ある企業が機械学習で迷惑メールフィルタを構築しています。正常な業務メールを誤って迷惑メールフォルダに振り分けると、ユーザーが重要な連絡を見逃すリスクが大きいと考えています。モデル評価において、この企業が特に重視すべき指標はどれですか。

A
適合率(Precision)。迷惑メールと判定したメールのうち、実際に迷惑メールであった割合を高める
✓ 正解
偽陽性(正常メールを迷惑メールと誤判定)のコストが高い場合、適合率を重視する。

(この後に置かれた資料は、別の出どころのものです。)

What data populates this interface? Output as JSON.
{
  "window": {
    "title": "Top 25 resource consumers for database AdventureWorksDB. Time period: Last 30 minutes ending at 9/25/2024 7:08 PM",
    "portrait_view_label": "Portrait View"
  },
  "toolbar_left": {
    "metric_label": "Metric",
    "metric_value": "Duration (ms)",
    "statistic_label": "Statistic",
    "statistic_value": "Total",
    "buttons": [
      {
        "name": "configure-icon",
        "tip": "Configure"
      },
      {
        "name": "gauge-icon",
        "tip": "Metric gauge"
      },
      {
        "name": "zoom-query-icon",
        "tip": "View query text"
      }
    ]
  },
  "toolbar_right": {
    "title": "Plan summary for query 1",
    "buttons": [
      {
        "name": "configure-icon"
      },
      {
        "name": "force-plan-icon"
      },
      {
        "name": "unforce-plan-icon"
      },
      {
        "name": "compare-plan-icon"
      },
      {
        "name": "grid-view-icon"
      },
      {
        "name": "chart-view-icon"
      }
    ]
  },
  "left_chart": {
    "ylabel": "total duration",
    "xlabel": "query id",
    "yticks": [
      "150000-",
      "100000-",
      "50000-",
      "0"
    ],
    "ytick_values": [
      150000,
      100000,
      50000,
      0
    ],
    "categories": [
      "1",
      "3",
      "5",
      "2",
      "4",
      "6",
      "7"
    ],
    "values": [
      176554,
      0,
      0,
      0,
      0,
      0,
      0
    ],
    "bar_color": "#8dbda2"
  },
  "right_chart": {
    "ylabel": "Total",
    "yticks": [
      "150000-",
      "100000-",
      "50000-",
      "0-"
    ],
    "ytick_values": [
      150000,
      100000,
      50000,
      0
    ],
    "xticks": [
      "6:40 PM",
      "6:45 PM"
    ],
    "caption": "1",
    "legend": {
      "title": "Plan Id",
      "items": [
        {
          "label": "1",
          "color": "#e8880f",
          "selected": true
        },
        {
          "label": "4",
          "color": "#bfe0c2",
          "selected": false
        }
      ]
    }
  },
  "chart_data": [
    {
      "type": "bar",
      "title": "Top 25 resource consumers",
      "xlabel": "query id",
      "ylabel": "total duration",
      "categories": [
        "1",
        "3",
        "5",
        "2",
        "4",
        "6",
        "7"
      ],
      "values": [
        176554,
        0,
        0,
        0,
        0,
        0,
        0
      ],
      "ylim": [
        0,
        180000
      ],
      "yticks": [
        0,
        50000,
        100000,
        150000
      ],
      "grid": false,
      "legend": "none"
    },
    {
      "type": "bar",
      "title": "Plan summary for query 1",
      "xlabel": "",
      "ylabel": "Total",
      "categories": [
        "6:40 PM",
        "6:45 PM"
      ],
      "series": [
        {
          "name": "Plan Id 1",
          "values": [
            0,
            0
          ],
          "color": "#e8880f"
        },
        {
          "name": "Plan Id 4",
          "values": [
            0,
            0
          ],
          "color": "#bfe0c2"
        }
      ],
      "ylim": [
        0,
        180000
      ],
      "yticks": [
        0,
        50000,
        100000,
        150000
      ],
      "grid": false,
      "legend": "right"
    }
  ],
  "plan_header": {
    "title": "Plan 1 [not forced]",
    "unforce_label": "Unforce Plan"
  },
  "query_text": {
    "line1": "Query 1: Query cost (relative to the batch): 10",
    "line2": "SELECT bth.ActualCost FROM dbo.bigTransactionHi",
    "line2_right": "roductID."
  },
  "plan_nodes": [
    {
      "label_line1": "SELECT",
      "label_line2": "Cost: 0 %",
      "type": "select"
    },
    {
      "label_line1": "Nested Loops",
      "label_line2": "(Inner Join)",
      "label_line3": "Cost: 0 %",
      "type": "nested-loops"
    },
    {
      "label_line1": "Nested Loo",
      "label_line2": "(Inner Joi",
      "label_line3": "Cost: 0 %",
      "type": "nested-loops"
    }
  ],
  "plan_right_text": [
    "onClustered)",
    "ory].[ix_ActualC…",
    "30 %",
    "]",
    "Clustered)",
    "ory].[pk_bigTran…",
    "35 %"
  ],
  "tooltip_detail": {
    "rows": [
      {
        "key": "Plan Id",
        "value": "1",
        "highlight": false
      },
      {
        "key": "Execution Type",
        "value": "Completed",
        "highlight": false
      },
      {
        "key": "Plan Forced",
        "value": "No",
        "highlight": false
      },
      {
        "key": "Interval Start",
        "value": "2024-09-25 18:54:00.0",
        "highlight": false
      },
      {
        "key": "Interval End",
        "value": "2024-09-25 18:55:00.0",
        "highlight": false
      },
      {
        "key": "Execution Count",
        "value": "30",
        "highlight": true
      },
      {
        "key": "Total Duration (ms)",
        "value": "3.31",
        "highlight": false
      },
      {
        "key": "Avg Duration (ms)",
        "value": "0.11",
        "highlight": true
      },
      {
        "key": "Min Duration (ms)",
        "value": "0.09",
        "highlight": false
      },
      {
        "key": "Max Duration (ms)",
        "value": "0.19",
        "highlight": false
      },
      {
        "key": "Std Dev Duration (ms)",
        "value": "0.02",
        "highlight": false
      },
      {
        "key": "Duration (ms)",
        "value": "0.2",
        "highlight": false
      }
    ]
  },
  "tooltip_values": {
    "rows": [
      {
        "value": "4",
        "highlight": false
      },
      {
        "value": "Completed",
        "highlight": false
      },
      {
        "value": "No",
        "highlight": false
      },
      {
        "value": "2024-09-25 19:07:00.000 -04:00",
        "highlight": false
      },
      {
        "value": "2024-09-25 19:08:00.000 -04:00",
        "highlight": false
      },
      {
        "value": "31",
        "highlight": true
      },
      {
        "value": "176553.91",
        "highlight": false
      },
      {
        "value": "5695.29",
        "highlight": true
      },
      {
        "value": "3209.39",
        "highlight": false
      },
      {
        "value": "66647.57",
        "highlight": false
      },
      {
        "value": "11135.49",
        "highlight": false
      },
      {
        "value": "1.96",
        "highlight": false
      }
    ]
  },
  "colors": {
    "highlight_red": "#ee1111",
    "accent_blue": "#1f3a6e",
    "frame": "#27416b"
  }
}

適合率は『迷惑メールと判定したもののうち本当に迷惑メールだった割合』であり、これを高めると正常メールを誤って振り分ける割合が減るため要件に合致する。
B
再現率(Recall)。実際の迷惑メールのうち、モデルが検出できた割合を高める
再現率は実際の迷惑メールをどれだけ取りこぼさず検出できたかを示す指標。これを優先すると見逃し(偽陰性)は減るが、正常メールの誤振り分けを抑える目的には直結しないため、本シナリオの要件とは逆方向になる。
C
学習率(Learning Rate)。モデルの重みを更新する際のステップ幅を最適に調整する
学習率はモデル重みの更新幅を決めるハイパーパラメータで学習の収束に関わるもの。誤判定の許容方針を測る評価指標ではないため、偽陽性を重視するという要件の判断材料にはならない。
D
エポック数。トレーニングデータ全体を繰り返し学習させる回数を増やす
エポック数はトレーニングデータを反復学習する回数を示すハイパーパラメータ。学習の充実度に影響するが、正常メール誤判定の抑制を測る評価指標ではないため、本シナリオで重視すべき指標とはいえない。

解説

正常な業務メールを迷惑メールと誤判定すること(偽陽性)のコストが高いシナリオでは、適合率(Precision)を重視します。適合率は『迷惑メールと判定したメールのうち、実際に迷惑メールだった割合』を表し、これを高めると正常メールの誤振り分けが減ります。 選択肢の再現率は迷惑メールの見逃し(偽陰性)抑制に関わる指標で要件と逆。 選択肢の学習率とエポック数は評価指標ではなくハイパーパラメータです。